In Judaism She'ol is the earliest conception of the afterlife in the Jewish scriptures: a place of darkness to which all dead go, regardless of the moral choices made in life, and where they are "removed from the light of God" (the Book of Job). She'ol is a concept that predates the Christian and Muslim ideas of judgement after death and also predates, and is different from, Heaven and Hell. It is unclear whether Sheol was to be considered a real place or a way of describing the unknown status of a person's conscious being.

The word hades (“underworld”) was substituted for “sheol” when the Hebrew scriptures were translated into Greek (see Septuagint) in ancient Alexandria around 200 BCE.
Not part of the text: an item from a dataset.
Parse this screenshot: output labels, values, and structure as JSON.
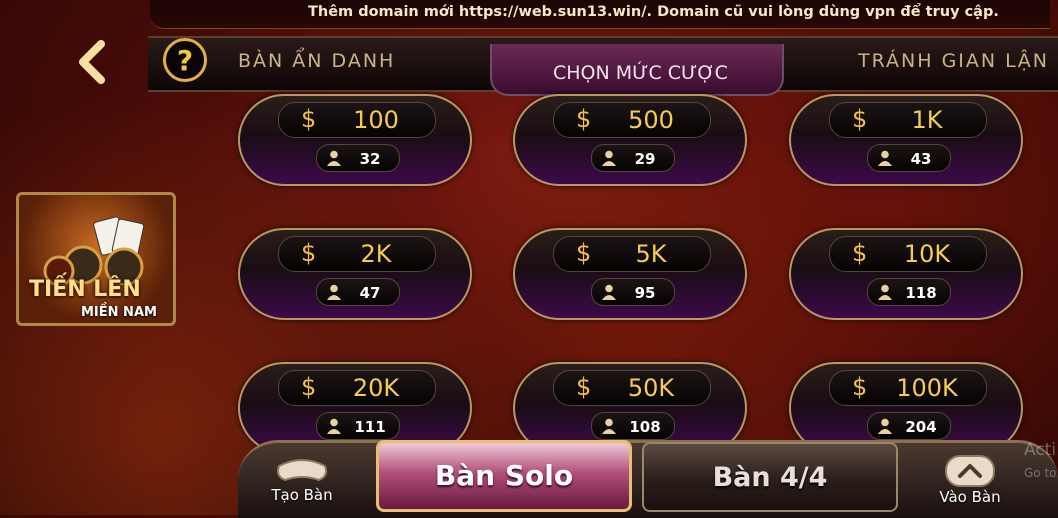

In the tanakh, sheol is the common destination of both the righteous and the unrighteous (recounted in Ecclesiastes and Job). The New Testament (written in Greek) also uses “Hades” to refer to the abode of the dead. (Revelation 20:13) The belief that those in Sheol awaited the resurrection either in comfort (in the bosom of Abraham) or in torment may be reflected in the story of the New Testament of Lazarus and Dives. English translations of the Hebrew scriptures have variously rendered the word Sheol as “Hell” or “the grave”.